WAY BACK HOME (2013)
Disconsolate and powerful, Jeon Do-yeon provides another dramaturgy tour de force based on the true story of a Korean housewife imprisoned overseas for drugs smuggling
For a film so focused on the personal angst of the central character, the star-turn performance was always going to measure the success of this real-life drama transferred to screen.
Jeon Do-yeon, who reached a zenith when landing the Best Actress award for Secret Sunshine (2007) at the 60th Cannes Film Festival, manages to again plumb the depth of emotional acting which is both powerful yet sincere.
Here Jeon plays an everyday Korean housewife embroiled in inadvertent drug smuggling, requiring a performance which makes us comprehend her desperation and vulnerability, but to also emphasise with her perilous actions.
Crafted by Bang Eun-jin, previously best known for her on-screen performances in Park Chul-soo’s 301, 302 (1995) and Kim Ki-duk’s Address Unknown (2001), but an established modern film maker now by following up Princess Aurora (2005) and Perfect Number (2012) with her finest film to date here.
Jeong-yeon (Jeon) is happily married to Jong-bae (Go Soo) who are raising their young daughter. Their world is rocked when one of Jong-bae’s friends commits suicide over his unpaid debts and having acted as a guarantor, the pair now have the arrears placed on their laps.
As hopelessness sets in, Jeong-yeon agrees to transport some diamonds for a seedy acquaintance, but rather than her legal cargo, it transpires that she was carrying several kilograms of cocaine.
Arrested in Paris, Jeong-yeon is thrown into a French jail. As Jong-bae attempts to get help from a hapless Korean embassy in France, Jeong-yeon is transferred to a ruthless prison on the island of Martinique, a French territory in the Caribbean.

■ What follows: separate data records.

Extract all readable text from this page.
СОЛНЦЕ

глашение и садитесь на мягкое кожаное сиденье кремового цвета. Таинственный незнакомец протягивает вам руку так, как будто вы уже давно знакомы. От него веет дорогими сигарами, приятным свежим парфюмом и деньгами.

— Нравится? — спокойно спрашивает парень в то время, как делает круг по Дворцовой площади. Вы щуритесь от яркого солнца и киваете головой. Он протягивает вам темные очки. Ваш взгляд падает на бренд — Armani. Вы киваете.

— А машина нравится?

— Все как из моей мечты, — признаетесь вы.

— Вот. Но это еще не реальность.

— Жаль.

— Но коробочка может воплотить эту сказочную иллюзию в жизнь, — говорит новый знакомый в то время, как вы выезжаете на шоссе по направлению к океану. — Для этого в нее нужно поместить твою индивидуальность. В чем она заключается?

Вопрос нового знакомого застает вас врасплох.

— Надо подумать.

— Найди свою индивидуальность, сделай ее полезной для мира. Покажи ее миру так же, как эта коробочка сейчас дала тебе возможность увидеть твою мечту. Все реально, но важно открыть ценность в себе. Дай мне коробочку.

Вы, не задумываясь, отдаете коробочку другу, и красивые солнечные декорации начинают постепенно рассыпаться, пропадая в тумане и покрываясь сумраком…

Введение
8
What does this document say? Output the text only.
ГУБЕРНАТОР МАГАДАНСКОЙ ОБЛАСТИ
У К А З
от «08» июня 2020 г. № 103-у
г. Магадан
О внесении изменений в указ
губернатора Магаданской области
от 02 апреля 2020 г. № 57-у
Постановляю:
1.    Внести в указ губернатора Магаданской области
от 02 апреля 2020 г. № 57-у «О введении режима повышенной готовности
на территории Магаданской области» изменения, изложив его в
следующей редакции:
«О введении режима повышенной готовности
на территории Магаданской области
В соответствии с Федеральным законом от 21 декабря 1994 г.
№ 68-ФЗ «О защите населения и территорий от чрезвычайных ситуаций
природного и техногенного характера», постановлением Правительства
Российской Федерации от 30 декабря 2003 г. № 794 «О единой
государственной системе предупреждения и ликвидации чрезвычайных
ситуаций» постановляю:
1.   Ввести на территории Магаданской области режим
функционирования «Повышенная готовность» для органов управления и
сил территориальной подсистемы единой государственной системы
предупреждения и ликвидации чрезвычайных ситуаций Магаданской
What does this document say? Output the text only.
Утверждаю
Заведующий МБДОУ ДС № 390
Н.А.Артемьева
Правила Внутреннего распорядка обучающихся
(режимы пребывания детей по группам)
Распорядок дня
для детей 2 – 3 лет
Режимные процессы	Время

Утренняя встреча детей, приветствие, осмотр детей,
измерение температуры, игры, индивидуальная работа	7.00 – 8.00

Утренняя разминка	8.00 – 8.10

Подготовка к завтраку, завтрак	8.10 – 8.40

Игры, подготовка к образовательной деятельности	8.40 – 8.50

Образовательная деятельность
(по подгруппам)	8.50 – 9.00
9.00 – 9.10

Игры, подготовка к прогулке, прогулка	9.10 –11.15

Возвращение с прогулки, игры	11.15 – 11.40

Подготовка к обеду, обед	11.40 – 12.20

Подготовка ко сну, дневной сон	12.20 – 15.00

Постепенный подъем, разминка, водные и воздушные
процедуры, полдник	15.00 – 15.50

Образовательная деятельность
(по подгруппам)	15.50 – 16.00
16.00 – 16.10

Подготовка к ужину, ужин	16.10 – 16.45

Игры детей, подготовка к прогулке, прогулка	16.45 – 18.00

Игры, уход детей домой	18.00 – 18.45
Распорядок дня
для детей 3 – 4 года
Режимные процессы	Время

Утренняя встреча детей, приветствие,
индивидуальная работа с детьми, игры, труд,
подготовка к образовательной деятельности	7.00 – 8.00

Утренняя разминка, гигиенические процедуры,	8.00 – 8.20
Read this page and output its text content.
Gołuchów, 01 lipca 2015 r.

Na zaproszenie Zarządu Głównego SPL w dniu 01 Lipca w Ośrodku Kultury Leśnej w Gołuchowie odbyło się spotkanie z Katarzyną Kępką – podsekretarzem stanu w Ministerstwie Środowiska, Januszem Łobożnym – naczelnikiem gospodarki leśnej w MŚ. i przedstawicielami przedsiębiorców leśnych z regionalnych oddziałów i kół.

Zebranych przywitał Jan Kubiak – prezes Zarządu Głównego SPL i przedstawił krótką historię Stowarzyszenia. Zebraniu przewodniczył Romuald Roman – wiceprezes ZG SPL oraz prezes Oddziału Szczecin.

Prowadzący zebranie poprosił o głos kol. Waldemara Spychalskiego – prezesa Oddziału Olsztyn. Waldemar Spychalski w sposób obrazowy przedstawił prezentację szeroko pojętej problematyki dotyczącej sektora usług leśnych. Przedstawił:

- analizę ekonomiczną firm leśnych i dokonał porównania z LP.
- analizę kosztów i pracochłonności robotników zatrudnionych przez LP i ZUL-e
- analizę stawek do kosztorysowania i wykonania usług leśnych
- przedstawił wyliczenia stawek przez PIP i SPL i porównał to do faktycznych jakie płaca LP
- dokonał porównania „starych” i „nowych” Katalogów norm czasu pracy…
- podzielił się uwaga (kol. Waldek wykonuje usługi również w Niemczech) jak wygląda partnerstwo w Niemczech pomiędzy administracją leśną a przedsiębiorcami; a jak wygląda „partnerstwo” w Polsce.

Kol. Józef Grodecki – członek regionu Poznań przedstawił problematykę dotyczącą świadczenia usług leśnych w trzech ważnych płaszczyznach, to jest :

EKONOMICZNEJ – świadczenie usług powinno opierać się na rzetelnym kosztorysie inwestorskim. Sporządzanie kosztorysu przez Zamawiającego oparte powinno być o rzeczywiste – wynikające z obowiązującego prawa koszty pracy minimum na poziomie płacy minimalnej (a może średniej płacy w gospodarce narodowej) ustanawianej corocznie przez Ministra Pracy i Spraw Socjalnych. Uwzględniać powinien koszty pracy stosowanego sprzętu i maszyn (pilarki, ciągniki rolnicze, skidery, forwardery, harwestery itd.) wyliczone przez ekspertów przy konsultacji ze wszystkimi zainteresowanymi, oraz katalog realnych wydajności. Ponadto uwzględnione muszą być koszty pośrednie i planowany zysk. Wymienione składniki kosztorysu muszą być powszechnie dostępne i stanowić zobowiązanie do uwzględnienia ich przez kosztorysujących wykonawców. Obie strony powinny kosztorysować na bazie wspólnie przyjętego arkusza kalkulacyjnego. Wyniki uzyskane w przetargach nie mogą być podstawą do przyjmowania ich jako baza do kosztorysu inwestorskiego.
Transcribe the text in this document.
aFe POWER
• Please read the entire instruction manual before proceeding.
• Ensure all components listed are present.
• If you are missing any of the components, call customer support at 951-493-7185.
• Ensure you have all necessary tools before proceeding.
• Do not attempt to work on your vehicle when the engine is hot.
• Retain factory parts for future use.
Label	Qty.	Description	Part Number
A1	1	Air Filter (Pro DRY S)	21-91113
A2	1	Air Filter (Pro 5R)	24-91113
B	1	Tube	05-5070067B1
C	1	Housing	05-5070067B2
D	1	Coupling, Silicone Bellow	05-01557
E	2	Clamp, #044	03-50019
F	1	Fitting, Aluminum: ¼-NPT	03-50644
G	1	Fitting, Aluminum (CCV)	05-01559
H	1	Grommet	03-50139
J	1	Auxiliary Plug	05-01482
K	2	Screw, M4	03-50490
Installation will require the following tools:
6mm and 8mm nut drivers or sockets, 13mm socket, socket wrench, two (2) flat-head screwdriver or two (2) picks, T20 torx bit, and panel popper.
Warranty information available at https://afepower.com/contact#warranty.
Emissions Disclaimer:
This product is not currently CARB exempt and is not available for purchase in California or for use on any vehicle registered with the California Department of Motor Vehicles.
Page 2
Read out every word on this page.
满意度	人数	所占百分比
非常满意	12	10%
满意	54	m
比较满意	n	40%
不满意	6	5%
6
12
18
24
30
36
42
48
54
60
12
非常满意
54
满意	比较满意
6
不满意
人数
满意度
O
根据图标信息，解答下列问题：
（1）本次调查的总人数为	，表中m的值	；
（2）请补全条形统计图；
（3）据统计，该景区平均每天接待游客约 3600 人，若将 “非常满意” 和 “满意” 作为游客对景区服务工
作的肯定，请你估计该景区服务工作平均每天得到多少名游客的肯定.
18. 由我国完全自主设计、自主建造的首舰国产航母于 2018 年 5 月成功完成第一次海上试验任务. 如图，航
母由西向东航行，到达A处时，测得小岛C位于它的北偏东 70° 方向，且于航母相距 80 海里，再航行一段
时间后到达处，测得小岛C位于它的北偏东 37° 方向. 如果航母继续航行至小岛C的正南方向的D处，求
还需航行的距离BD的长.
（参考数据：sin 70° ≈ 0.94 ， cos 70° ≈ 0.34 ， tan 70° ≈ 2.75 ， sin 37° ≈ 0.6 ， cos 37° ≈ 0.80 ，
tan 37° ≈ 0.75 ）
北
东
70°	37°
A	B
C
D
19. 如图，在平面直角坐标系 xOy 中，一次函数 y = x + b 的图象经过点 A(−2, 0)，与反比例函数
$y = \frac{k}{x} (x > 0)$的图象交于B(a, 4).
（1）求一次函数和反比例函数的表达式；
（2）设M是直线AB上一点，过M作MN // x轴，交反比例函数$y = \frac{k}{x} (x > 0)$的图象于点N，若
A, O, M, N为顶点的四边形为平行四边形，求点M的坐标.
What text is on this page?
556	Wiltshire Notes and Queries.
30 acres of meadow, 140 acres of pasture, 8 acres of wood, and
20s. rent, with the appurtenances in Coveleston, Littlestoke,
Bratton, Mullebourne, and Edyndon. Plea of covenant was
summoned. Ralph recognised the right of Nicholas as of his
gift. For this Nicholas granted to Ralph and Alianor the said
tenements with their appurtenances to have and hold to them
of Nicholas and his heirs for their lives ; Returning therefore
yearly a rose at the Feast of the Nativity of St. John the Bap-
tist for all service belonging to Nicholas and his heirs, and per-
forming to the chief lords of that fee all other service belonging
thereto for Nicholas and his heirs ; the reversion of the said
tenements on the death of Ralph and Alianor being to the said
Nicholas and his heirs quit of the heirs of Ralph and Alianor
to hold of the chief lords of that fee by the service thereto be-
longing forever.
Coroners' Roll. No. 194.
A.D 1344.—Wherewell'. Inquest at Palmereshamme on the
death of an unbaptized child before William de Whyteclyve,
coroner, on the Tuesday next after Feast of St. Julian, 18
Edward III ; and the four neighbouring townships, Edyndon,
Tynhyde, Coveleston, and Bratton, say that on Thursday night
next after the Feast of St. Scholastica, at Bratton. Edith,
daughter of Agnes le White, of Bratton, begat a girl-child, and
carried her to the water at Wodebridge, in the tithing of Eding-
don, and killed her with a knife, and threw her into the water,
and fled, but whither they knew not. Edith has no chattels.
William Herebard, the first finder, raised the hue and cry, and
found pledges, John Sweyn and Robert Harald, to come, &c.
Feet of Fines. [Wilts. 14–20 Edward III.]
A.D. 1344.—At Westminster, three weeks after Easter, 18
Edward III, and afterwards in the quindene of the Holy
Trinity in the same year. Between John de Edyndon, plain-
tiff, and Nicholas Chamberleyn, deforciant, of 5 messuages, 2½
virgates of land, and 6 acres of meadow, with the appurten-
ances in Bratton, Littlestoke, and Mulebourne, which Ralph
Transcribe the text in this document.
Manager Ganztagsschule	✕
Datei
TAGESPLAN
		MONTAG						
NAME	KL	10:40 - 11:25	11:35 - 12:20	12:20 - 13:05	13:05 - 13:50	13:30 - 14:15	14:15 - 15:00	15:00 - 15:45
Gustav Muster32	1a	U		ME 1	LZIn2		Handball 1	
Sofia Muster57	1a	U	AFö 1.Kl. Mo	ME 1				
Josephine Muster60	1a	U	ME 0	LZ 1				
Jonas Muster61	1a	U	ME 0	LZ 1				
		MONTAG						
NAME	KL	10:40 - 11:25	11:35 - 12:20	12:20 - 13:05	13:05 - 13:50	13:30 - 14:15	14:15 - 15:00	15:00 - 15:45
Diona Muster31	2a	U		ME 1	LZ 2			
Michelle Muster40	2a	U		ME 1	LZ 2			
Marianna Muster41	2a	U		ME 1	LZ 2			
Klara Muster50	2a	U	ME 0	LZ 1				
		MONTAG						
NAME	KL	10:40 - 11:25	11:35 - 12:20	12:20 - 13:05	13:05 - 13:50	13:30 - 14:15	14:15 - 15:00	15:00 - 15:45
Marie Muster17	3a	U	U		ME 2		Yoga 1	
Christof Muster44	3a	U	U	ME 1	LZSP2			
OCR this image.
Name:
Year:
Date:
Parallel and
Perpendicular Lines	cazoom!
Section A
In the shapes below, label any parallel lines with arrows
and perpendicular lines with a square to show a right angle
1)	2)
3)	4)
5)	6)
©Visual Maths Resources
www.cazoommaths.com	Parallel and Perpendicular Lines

Barely able to communicate, she starts the long wait for a trial in France, despite developments in Korea which may signal a chance of freedom, or at least transportation back home.
Jeon Do-yeon cuts a fragile figure as Jeong-yeon, her slight figure appearing otherworldly compared to the burly criminals, often screaming at her in a foreign tongue and stealing her food.
The first time a Korean film was shot in the Caribbean, a not particularly surprising side-fact, it also featured actual prison guards and inmates as supporting characters.
The film does a fine job of allowing the audience to comprehend the frustration that Jeong-yeon and Jong-bae increasingly feel, and considering much of this comes from the slightly dry concept of bureaucratic incompetence, doing this in an engaging way.
The drug trafficking gone awry notion is commonplace in other cinematic regions and Bang Eun-jin successfully shifts this to Korean shores, perhaps enhancing the fish-out-of-water feel of the entire film in doing so.
It is still an inescapable reality that all road of praise lead back to Jeon Do-yeon and her jaw-dropping performance. She certain comes out of film better than the Korean embassy in France, where audiences will feel a surge of pure indignation towards this otherwise obscure pocket of paper-pushing officialdom.